Published:  12:57 AM, 12 December 2020

Wuhan market at epicenter of virus outbreak remains barricaded

Wuhan market at epicenter of virus outbreak remains barricaded Optical shops are seen open which were originally at the second floor of the Huanan seafood market, where the coronavirus believed to have first surfaced, almost a year after the start of the coronavirus disease (COVID-19) outbreak, in Wuhan, Hubei provin

For over six years, 38-year-old Wuhan restaurant owner Lai Yun started most days the same way - with a trip to the Huanan Seafood Wholesale Market, just ten minutes walk from his house."I'd send the kids to school, have breakfast and then walk over to the market. It was very convenient," he said.

That changed on Dec. 31, 2019, after four cases of a mystery pneumonia were linked to the market and it was shuttered overnight. By the end of the month, the city had begun a gruelling 76-day lockdown that came with just hours notice and barred people from leaving their homes.

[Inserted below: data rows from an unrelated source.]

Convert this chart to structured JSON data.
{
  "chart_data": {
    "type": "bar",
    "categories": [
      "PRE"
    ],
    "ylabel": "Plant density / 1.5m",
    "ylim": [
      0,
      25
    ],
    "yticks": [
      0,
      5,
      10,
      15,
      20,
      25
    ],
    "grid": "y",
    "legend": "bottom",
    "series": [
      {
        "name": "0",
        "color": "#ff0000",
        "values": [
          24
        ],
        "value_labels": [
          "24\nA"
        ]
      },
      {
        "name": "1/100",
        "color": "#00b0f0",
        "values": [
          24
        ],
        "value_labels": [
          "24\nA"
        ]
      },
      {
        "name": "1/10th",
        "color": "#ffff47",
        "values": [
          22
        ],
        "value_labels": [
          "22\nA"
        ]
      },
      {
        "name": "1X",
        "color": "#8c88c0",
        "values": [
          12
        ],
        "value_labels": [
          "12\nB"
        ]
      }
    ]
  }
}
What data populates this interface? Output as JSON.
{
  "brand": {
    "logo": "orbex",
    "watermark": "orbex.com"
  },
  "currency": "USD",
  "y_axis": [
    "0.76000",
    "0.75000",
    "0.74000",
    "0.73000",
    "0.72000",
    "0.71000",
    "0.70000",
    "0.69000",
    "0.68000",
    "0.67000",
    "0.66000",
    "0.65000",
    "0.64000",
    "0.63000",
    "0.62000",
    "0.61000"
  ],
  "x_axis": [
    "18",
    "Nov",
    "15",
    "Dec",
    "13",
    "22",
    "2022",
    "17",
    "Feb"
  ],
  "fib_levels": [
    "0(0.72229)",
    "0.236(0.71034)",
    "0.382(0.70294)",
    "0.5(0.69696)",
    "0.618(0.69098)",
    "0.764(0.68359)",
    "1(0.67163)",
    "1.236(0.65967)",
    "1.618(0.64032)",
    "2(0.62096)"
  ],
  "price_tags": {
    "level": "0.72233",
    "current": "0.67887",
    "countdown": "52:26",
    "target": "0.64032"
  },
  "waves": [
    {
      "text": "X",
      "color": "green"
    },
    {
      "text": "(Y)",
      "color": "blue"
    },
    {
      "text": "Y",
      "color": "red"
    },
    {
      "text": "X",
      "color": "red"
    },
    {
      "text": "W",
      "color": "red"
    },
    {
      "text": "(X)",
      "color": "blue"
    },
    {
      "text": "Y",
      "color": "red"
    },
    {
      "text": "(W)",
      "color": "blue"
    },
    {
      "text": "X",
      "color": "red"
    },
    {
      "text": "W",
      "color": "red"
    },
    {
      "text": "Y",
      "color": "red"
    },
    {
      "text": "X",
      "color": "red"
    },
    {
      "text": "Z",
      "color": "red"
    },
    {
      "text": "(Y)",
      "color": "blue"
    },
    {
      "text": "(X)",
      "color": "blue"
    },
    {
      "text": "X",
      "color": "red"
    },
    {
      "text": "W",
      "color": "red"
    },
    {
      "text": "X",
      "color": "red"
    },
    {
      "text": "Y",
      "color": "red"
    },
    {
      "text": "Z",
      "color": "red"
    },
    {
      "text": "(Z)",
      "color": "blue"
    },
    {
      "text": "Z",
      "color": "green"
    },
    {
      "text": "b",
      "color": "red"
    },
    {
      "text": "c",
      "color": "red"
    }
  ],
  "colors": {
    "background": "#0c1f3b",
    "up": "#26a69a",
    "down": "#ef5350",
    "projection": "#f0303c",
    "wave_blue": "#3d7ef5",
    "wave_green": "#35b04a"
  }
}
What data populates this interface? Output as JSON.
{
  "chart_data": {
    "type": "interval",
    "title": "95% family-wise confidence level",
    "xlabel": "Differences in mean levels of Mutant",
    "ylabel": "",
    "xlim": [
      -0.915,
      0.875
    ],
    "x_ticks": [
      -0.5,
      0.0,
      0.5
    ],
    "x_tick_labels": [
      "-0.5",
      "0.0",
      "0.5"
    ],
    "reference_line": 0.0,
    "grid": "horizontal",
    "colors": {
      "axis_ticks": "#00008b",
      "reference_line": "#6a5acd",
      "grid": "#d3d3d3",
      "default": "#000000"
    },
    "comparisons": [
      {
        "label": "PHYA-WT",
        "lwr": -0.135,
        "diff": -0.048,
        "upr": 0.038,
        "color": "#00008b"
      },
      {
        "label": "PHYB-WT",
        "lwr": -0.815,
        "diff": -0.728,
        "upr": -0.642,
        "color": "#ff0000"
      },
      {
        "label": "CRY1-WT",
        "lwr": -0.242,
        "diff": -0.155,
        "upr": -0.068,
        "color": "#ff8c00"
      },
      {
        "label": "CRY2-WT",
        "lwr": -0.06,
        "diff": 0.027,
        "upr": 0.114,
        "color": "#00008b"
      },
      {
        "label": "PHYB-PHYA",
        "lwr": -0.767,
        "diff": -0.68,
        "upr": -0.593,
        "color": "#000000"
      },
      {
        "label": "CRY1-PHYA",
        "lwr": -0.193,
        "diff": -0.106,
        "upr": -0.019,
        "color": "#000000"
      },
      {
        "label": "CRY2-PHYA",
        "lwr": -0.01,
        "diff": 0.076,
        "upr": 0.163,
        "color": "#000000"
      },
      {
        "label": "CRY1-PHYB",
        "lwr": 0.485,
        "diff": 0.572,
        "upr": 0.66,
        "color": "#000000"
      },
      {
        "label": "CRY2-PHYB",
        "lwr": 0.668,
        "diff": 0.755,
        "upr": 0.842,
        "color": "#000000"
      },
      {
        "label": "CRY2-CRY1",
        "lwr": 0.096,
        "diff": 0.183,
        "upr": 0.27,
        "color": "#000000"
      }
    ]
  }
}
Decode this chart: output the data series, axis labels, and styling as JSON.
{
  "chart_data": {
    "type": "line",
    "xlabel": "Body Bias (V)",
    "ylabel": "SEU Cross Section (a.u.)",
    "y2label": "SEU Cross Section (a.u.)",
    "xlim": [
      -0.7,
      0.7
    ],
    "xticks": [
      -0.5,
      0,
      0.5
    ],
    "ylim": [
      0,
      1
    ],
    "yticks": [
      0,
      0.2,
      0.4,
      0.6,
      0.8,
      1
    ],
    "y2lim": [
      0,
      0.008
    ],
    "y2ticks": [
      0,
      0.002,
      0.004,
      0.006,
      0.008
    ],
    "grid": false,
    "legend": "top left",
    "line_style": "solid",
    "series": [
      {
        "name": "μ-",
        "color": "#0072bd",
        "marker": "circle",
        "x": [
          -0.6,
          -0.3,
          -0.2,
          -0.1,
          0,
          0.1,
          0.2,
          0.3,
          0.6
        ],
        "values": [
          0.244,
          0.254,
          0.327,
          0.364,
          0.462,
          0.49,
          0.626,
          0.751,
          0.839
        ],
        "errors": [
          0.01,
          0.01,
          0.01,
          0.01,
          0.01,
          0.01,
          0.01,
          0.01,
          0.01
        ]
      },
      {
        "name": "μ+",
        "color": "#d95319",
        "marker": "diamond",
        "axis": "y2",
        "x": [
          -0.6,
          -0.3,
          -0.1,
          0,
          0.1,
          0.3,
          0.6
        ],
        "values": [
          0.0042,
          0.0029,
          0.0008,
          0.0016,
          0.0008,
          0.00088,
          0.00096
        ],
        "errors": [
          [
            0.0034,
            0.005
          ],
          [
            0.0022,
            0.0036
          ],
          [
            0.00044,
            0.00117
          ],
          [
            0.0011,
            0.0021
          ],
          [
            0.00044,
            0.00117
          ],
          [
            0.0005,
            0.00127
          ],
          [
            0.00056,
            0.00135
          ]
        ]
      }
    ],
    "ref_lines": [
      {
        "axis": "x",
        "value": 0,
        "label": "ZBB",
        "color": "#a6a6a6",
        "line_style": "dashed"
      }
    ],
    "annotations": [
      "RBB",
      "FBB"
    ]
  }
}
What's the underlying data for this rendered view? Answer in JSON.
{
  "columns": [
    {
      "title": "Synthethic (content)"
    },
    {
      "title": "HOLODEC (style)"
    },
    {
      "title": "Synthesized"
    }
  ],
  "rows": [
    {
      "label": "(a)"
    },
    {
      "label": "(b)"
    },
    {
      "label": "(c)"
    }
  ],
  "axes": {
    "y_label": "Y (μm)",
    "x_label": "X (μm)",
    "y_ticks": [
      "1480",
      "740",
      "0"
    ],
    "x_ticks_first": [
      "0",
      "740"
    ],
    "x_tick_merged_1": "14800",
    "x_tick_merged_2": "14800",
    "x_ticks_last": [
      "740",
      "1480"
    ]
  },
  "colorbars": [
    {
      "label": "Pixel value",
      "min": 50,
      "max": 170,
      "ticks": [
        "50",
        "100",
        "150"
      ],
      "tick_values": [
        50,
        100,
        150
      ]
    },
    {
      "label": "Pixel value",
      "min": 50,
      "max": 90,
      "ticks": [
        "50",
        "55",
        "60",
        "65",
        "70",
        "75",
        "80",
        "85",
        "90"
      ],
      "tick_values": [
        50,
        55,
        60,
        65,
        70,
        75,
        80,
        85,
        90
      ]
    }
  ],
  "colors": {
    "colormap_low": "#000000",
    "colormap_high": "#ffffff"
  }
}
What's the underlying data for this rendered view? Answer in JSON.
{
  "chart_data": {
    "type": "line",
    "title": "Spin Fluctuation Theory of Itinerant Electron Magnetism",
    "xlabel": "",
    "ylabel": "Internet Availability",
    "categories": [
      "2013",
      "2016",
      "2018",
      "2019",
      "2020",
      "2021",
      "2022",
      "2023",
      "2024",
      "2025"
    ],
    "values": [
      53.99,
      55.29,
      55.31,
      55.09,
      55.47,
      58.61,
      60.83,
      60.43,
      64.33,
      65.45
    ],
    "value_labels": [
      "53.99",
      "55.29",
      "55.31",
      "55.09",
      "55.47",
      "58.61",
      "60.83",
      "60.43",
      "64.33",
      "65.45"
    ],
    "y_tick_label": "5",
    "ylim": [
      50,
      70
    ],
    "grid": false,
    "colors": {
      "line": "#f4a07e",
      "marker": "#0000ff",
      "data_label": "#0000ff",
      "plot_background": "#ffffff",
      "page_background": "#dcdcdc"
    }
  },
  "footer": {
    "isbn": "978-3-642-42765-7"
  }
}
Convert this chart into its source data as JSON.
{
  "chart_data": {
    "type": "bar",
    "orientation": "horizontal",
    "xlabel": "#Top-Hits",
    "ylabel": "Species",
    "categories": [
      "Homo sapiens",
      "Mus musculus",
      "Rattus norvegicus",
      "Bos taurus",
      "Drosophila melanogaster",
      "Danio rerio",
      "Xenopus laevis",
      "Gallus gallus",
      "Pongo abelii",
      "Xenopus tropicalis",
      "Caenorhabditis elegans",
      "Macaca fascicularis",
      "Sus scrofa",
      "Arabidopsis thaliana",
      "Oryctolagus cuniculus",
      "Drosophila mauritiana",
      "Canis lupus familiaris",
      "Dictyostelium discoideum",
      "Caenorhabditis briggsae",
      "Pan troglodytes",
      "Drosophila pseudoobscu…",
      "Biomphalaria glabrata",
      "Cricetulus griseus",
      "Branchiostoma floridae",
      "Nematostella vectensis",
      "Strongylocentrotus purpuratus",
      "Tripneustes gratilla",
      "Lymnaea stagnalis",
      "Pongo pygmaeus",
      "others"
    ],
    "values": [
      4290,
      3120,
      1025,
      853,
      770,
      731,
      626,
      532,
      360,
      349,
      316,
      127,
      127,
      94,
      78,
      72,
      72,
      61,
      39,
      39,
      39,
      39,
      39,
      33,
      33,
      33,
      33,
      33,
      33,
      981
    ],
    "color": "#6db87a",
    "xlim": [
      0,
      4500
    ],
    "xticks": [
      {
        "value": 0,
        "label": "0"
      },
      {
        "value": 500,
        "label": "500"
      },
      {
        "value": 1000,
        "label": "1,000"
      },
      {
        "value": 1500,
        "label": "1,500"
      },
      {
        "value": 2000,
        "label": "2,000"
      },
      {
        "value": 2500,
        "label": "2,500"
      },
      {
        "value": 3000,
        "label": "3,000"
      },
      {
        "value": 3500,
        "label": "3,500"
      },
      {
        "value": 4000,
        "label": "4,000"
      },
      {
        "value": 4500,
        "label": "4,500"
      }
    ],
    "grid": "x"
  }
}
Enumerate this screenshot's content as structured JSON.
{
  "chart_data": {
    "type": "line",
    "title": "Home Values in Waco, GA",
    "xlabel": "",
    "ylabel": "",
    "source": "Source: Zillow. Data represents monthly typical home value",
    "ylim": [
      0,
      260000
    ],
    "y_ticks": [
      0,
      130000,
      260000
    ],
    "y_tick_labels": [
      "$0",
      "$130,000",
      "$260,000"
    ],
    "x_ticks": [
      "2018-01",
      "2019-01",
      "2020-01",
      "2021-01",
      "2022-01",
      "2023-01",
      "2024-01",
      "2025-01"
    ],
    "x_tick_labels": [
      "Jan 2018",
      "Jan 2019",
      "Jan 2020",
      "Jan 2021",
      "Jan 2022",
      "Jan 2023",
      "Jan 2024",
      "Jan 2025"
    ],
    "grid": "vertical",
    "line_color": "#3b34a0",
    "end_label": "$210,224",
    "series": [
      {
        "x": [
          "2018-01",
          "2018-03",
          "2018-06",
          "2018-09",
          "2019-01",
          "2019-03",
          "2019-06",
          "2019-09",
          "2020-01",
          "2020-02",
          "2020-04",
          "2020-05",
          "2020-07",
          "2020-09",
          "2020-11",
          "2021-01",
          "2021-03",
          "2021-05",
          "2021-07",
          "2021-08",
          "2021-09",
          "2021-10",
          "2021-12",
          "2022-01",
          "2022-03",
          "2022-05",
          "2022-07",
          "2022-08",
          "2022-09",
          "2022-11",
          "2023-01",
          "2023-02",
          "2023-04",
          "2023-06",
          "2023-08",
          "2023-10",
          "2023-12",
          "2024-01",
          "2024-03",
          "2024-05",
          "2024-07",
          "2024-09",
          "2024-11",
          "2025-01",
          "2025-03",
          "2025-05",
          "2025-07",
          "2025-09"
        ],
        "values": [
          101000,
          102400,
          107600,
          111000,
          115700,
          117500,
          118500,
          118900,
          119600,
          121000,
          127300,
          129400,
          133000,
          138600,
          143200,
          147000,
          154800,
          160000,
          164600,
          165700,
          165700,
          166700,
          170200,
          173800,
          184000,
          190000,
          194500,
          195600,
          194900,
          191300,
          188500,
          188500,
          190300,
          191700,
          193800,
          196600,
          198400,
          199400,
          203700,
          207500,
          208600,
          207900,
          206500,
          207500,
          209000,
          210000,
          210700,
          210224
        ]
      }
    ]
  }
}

Almost a year since the outbreak began, COVID-19 has claimed more than 1.5 million lives, and the Wuhan wet market where it was initially detected stands empty even as the city around it has come back to life.It's become a symbol of the fierce political and scientific battle raging around the origin of the virus with Beijing continuing to spar with the United States and other countries, accusing them of bias.

A team of World Health Organization experts has yet to visit Wuhan, let alone the market. Health authorities in China and abroad have warned that origin tracing efforts could take years and yield inconclusive results.In Wuhan, where the stigma of being the first coronavirus epicentre hangs heavy, over a dozen residents and business owners told Reuters they don't believe the virus began in the city.

"It certainly couldn't have been Wuhan... surely another person brought it in. Or surely it came from some other product brought from outside. There were just certain conditions for it to appear here," said a wet market vendor in the city's centre who gave his name as Chen. In recent months, Chinese diplomats and state media have said they believe the market is not the origin but the victim of the disease, and have thrown support behind theories that the virus potentially originated in another country.